Delta Dental of Illinois does not retroactively deny claims.
Enrollee recoupment of overpayments
Enrollee recoupment of overpayments is the refund of a premium overpayment by the enrollee due to the over-billing by the issuer.
Delta Dental of Illinois does not refund overpayment of premium by the enrollee. If overpayment is received, Delta Dental of Illinois provides credit on the enrollee's account.
Pre-Treatment Estimate timeframes and enrollee responsibilities
A predetermination of benefits, or pre-treatment estimate, for dental procedures is not required. However, a predetermination is recommended for treatment plans exceeding $200. The pre-treatment estimate lets you know in advance whether the requested services are covered under your policy.
Delta Dental of Illinois will typically respond to a request for a pre-treatment estimate for dental services within 72 hours of us receiving the request for urgent cases or 30 days for non-urgent cases.
There are no ramifications for not obtaining a pre-treatment estimate.
Information on Explanation of Benefits (EOBs)
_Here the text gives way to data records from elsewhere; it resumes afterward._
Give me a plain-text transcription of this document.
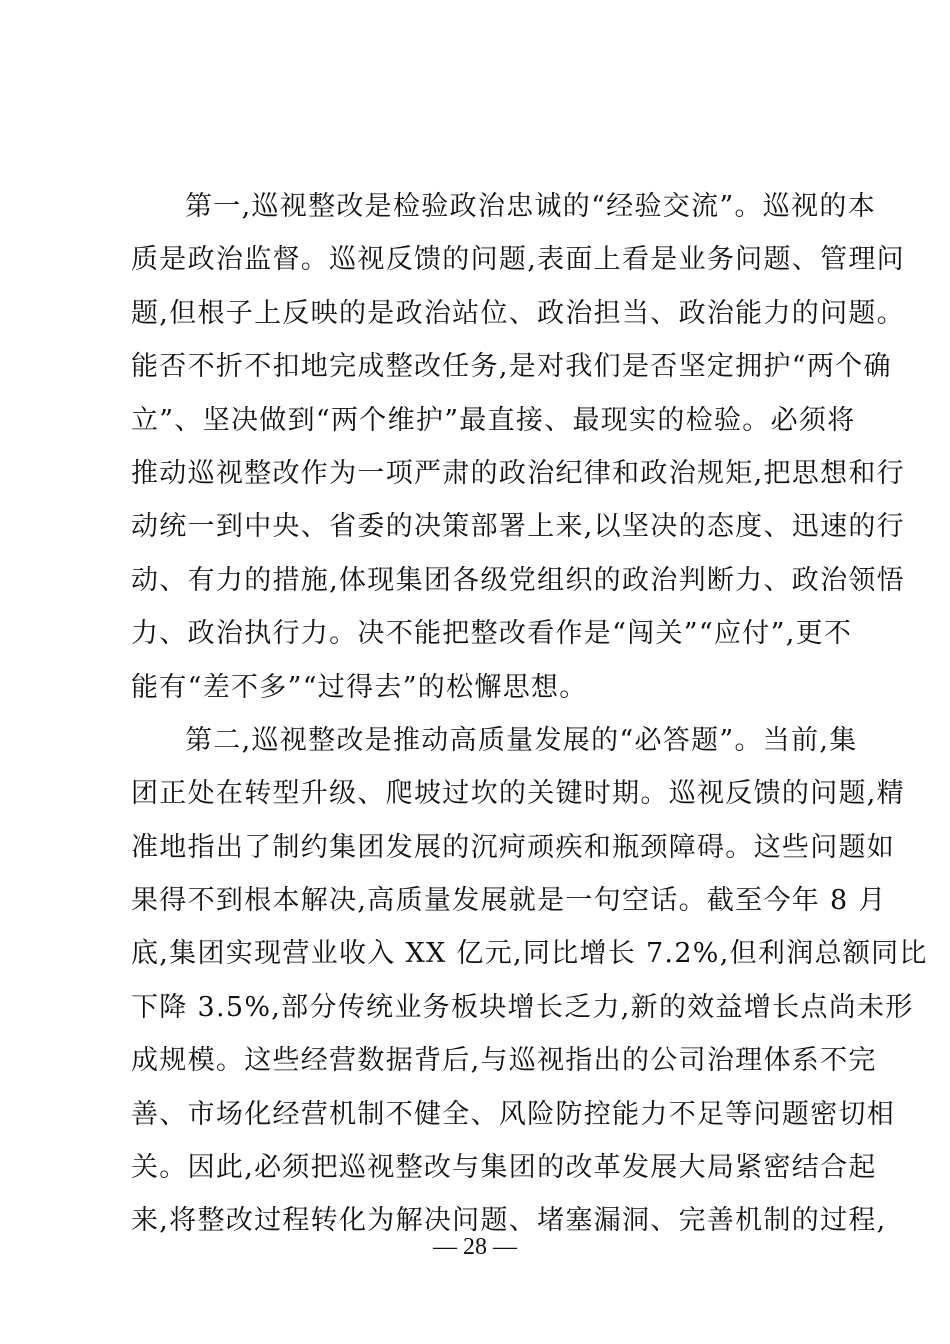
第一,巡视整改是检验政治忠诚的“经验交流”。巡视的本
质是政治监督。巡视反馈的问题,表面上看是业务问题、管理问
题,但根子上反映的是政治站位、政治担当、政治能力的问题。
能否不折不扣地完成整改任务,是对我们是否坚定拥护“两个确
立”、坚决做到“两个维护”最直接、最现实的检验。必须将
推动巡视整改作为一项严肃的政治纪律和政治规矩,把思想和行
动统一到中央、省委的决策部署上来,以坚决的态度、迅速的行
动、有力的措施,体现集团各级党组织的政治判断力、政治领悟
力、政治执行力。决不能把整改看作是“闯关”“应付”,更不
能有“差不多”“过得去”的松懈思想。
第二,巡视整改是推动高质量发展的“必答题”。当前,集
团正处在转型升级、爬坡过坎的关键时期。巡视反馈的问题,精
准地指出了制约集团发展的沉疴顽疾和瓶颈障碍。这些问题如
果得不到根本解决,高质量发展就是一句空话。截至今年 8 月
底,集团实现营业收入 XX 亿元,同比增长 7.2%,但利润总额同比
下降 3.5%,部分传统业务板块增长乏力,新的效益增长点尚未形
成规模。这些经营数据背后,与巡视指出的公司治理体系不完
善、市场化经营机制不健全、风险防控能力不足等问题密切相
关。因此,必须把巡视整改与集团的改革发展大局紧密结合起
来,将整改过程转化为解决问题、堵塞漏洞、完善机制的过程,
— 28 —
When you are covered by a dental plan, you often receive an explanation of benefits (EOB) from your dental carrier after a trip to the dentist's office. The EOB is not a bill, but rather an explanation of the procedures that were performed at the appointment and what is covered by your particular dental plan.
The EOB includes the portion your plan paid and any amount you may owe (such as the deductible, coinsurance or non-covered services). It should also include an update on how much of your annual maximum has been used and the amount you have paid toward your deductible. Delta Dental of Illinois will send you an EOB after a claim is paid.
You can access your EOB any time through our Member Central.
How will you be notified of Delta Dental of Illinois' Payment determination?
If you make a claim for benefits under your policy, and the claim is denied in whole or in part, you will receive written notification within 30 days after we receive a completed claim form, unless special circumstances require an extension of time for processing. The claim decision will be sent on a form entitled, "Explanation of Benefits Statement".
You will receive an Explanation of Benefits Statement, if you have to pay any portion of the claim, or if payment is issued directly to you for the treatment of an emergency condition. If your payment responsibility is zero, we will issue payment directly to the dentist, and you will not receive an Explanation of Benefits Statement because your claim has been paid in full. However, you may still check claim status on our website or by using the automated phone system.
Coordination of benefits (COB)
Coordination of benefits (COB) is when you and/or your dependents are covered by more than one benefit plan (dual coverage), and the two benefit plans are coordinated so that no more than 100 percent of the total covered expense of any treatment is paid.
Delta Dental of Illinois does not allow Coordination of Benefits on ACA plans purchased through the Health Insurance Marketplace.